- AMD Zen 5 chips have a flaw in RDSEED that risks cryptographic key integrity
- A faulty RDSEED can return zeros, allowing attackers to reconstruct private keys and break encryption.
- AMD recommends using 64-bit RDSEED or software alternatives
Some AMD processors, including those built on the latest Zen 5 architecture, carry a critical vulnerability that affects cryptographic operations and thus endangers the integrity of protected data.
In a security bulletin, AMD detailed a flaw titled “AMD-SB-7055,” describing it as a vulnerability in the RDSEED hardware random number generator.
On affected chips, both 16-bit and 32-bit forms of the RDSEED instruction may return “0” at a rate that is not entirely random and still call the process a success.
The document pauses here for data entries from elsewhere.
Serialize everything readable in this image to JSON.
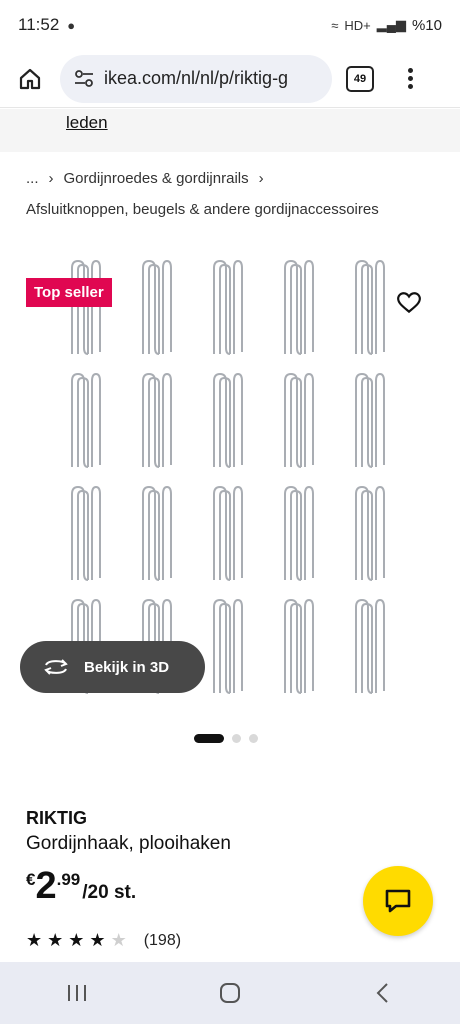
{
  "status_bar": {
    "time": "11:52",
    "battery": "%10",
    "network": "HD+"
  },
  "browser": {
    "url": "ikea.com/nl/nl/p/riktig-g",
    "tab_count": "49"
  },
  "banner": {
    "link_label": "leden"
  },
  "breadcrumb": {
    "ellipsis": "...",
    "level1": "Gordijnroedes & gordijnrails",
    "level2": "Afsluitknoppen, beugels & andere gordijnaccessoires"
  },
  "gallery": {
    "badge": "Top seller",
    "view_3d_label": "Bekijk in 3D",
    "slide_count": 3,
    "active_slide": 1
  },
  "product": {
    "name": "RIKTIG",
    "description": "Gordijnhaak, plooihaken",
    "price_currency": "€",
    "price_integer": "2",
    "price_decimal": ".99",
    "price_unit": "/20 st.",
    "rating": 4.5,
    "review_count": "(198)"
  },
  "colors": {
    "badge_red": "#e00751",
    "chat_yellow": "#ffdb00",
    "pill_dark": "#484848"
  }
}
In theory, if a company operates a server that generates cryptographic keys to encrypt customer data, and the software running on that server uses RDSEED instructions to obtain random numbers directly from the chip, the instruction might return only zeros.
Fixes and mitigations
Although none of this is obviously due to chance, it would still indicate that the operation was successful, without triggering any alarm signals.
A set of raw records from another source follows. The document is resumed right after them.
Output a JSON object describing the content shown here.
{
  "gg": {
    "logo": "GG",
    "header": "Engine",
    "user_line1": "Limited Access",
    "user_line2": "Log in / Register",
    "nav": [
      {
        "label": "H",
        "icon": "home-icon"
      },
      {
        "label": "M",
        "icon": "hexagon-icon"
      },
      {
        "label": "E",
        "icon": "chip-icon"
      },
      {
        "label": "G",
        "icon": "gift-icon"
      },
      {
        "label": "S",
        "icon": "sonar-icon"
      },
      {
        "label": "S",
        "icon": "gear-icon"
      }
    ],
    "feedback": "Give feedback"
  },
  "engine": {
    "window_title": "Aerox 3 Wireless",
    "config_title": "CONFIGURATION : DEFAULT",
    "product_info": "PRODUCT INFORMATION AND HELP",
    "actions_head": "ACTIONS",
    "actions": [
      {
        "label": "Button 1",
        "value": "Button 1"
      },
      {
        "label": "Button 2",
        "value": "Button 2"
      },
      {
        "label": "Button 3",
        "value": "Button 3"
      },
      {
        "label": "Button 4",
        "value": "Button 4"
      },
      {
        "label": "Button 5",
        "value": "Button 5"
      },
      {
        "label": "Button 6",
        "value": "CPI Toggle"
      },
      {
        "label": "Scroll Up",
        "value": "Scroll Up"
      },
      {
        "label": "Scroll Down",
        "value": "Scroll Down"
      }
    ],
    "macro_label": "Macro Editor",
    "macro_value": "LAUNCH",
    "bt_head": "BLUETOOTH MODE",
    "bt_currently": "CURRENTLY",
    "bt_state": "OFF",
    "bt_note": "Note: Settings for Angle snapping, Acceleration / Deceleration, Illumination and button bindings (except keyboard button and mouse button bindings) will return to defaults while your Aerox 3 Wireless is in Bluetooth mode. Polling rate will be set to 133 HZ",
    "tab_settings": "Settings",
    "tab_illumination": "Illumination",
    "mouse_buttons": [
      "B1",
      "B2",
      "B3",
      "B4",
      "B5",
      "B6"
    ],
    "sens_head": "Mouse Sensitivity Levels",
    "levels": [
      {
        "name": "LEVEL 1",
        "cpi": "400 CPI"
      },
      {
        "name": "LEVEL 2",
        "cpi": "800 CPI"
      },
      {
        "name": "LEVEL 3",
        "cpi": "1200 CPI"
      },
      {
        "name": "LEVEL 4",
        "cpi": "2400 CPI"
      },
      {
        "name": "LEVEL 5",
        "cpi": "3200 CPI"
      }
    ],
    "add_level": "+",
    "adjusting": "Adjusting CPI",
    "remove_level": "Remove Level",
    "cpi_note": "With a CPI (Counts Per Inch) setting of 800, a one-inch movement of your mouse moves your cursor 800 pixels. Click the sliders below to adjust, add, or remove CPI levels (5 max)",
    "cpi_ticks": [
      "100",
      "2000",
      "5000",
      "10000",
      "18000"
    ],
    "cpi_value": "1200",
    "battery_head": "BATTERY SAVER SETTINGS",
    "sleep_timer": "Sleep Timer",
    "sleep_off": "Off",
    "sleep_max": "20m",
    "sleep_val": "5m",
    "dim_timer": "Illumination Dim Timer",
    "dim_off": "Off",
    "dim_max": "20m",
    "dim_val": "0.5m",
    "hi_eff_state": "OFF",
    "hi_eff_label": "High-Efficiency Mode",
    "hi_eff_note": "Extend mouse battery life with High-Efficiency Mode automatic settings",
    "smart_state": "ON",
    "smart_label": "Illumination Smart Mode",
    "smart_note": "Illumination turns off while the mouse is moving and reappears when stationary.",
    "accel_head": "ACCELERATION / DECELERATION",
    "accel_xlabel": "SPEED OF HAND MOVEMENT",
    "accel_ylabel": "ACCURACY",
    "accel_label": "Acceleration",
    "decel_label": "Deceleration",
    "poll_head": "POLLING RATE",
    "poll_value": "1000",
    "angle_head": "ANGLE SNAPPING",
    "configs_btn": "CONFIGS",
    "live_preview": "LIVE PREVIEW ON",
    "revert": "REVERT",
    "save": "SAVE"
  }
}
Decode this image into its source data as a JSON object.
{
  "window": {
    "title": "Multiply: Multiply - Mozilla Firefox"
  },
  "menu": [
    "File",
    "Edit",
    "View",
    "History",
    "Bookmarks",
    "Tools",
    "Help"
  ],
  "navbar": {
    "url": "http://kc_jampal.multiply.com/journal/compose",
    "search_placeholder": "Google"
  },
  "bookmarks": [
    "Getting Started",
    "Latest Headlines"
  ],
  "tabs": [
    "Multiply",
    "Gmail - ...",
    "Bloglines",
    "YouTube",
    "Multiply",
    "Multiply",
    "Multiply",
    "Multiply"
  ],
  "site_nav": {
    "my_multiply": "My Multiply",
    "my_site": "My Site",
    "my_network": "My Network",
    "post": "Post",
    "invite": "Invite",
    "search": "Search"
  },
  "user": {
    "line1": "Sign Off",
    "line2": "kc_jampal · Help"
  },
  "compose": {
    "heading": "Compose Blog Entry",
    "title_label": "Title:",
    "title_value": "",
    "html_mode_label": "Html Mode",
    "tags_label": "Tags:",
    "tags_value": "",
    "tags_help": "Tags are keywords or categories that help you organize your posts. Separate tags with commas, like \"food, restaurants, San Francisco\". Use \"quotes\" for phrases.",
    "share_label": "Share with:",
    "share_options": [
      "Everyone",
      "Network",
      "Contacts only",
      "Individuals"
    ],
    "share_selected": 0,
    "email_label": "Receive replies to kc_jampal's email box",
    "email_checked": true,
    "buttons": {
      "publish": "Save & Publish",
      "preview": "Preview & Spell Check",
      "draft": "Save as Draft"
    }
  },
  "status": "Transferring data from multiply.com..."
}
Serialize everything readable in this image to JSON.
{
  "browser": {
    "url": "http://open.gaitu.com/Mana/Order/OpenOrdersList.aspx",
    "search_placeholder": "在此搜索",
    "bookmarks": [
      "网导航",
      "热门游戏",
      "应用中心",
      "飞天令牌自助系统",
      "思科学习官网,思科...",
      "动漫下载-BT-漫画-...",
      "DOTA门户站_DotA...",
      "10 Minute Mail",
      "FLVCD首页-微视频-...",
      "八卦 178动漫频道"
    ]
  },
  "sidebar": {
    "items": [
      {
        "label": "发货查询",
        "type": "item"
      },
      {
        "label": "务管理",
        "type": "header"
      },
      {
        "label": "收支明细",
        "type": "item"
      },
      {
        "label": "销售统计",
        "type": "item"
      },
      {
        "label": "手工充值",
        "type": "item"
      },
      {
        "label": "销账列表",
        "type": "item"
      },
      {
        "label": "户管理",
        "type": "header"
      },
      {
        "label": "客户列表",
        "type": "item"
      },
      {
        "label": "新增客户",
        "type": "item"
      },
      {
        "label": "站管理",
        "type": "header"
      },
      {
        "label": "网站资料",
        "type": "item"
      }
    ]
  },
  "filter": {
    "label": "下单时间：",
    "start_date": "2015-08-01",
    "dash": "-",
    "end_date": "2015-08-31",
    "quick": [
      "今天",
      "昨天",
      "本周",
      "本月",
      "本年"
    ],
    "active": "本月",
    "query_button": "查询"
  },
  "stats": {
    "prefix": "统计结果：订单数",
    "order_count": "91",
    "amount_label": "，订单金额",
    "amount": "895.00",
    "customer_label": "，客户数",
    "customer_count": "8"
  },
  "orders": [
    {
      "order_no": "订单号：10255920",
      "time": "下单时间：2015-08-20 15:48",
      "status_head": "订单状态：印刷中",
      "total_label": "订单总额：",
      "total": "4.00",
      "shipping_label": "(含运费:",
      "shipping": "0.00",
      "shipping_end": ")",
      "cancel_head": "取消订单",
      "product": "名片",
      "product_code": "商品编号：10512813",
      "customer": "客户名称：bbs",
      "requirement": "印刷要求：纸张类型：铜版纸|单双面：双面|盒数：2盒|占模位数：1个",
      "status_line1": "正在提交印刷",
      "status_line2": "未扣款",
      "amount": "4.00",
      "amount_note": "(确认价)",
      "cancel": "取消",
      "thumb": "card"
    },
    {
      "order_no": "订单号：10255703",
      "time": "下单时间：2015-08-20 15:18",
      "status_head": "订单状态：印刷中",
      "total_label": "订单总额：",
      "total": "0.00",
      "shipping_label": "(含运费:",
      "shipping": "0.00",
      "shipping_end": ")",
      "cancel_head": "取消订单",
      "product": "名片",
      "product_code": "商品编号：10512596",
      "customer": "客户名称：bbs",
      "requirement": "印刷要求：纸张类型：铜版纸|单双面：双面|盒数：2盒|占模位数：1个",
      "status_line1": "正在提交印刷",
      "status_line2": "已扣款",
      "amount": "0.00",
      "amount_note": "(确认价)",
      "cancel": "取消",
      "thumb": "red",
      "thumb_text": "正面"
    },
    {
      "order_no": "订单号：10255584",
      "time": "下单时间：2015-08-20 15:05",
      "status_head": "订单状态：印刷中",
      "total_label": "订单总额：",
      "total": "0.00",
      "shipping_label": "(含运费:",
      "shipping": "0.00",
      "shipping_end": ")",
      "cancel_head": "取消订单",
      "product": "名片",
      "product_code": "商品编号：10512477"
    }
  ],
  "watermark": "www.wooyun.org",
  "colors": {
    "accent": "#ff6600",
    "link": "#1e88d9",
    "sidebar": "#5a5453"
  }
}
As a result, attackers who obtain one of the public keys can mathematically reconstruct or guess the private key, breaking encryption or impersonating the company, meaning encrypted customer records, API tokens, or even software update signatures could be tampered with or decrypted.
Mitigation and fixes are already in the works. By January 2026, according to the processor, most should have been mitigated.
Patches for AMD’s mainstream Zen 5 chips, including the Ryzen 9000, AI Max 300, Threadripper 9000, and Ryzen Z2 series, will be released on November 25.
AMD added that it should soon have the necessary AGESA microcode updates to resolve this issue on all Zen 5 processors.
If you’re using chips that don’t yet have functional mitigation, AMD recommends reverting to its unaffected 64-bit form of RDSEED, or switching to a software rollback until release.